Entonces, Roma casi sucumbe ante los ejércitos de Pirro. Éste contaba con docenas de elefantes, que destrozaban a cuanta legión romana se le ponía por delante. Hasta que, en la batalla de Maleventum (hoy, Benevento), en el 274 aC, los romanos llevaron consigo una piara de cerdos. Así que se acercaron los elefantes de Pirro, embadurnaron a los marranos con grasa y aceite y les prendieron fuego. Los gorrinos salieron corriendo en todas direcciones, envueltos en llamas, gritando como sólo gritan los cerdos, y el espectáculo espantó a los elefantes, que dieron media vuelta y se dieron a la fuga. Lo contó Plinio, el Viejo (Naturalis Historia 8.9.27).

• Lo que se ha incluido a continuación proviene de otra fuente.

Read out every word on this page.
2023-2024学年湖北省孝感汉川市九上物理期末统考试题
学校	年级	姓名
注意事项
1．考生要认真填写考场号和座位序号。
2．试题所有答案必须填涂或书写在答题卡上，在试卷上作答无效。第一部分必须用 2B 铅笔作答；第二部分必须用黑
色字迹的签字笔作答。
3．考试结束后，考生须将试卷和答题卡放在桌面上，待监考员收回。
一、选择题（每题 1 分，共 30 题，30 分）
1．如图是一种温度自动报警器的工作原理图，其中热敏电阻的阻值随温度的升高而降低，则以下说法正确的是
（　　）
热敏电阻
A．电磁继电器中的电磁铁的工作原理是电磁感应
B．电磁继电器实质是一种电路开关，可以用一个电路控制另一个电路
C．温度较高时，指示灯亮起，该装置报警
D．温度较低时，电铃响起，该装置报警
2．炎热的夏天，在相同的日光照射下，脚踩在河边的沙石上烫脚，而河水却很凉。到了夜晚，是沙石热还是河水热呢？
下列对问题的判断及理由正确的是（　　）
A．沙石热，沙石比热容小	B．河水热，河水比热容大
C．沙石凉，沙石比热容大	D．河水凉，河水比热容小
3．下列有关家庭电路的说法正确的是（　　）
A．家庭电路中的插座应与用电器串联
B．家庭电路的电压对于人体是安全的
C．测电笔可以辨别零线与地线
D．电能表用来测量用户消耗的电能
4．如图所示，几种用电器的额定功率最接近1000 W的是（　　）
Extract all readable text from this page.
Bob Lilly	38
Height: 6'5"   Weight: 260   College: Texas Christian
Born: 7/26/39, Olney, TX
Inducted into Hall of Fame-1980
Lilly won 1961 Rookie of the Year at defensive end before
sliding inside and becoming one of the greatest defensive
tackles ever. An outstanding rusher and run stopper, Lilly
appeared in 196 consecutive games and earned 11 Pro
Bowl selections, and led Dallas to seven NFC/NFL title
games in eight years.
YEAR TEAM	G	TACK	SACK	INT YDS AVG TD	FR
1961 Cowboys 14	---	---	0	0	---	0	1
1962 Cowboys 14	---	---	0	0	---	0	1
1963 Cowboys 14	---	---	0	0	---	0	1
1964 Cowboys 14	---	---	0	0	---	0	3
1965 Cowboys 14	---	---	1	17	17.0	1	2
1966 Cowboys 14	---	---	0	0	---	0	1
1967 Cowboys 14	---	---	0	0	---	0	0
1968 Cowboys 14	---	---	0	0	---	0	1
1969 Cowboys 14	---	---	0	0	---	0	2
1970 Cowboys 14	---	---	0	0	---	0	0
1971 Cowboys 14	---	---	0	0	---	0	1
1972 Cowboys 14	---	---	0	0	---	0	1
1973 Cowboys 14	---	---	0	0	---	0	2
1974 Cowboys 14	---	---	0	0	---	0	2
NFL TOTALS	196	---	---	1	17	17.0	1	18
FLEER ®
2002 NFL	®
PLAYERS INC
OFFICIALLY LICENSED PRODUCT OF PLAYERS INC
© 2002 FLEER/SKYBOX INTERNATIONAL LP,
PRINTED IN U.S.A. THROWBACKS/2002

Poco después, en el 266 aC, los habitantes de Megara también lanzaron gorrinos en llamas contra los elefantes de Antígono II, que quería conquistar la ciudad y que llevaba elefantes consigo. Dejaron constancia de la cochinada Polieno (Estrategematon 4.6.3.) y Claudio Eliano (De natura animalium, 16.36.). Todo porque los griegos, cuenta Calístenes, conocían las propiedades antipaquidérmicas del puerco llameante gracias a Alejandro el Magno, que lo supo del rey Porus... Quién lo hubiera imaginado.
«Mi comandante, sólo nos queda un cerdo.» El comandante de Edesa contempló primero al cerdo, que estaba para comérselo, y luego echó un vistazo a las docenas de elefantes que casi estaban a tiro de piedra de las murallas. Con un solo cerdo no podían lanzar un ataque de gorrinos ardientes, pero algo tenían que hacer.
El comandante no se lo pensó dos veces. Mandó que colgaran al cochino de lo alto de las murallas, tan pronto los elefantes estuvieran a tocar de ellas. Así lo hicieron: ataron una cuerda a un jamón y descolgaron el tocino boca abajo. El puerco protestó, porque a nadie le gusta que le cuelguen boca abajo de las murallas. Así que gritó y se agitó y montó un escándalo de miedo.
Cuenta Procopio de Cesarea (De Bellis, o Polemon, 8.14.30-43) que los elefantes de Cosroes, al ver al cerdo colgado de las murallas y oír sus gritos, se espantaron, dieron media vuelta y huyeron, llevándose por delante a cuanto persa pillaron por el camino. El comandante de Edesa, entonces, ordenó una salida y el ejército de Cosroes fue derrotado y nunca más atacó al imperio de Oriente.
Todo gracias a un cerdo, que conste.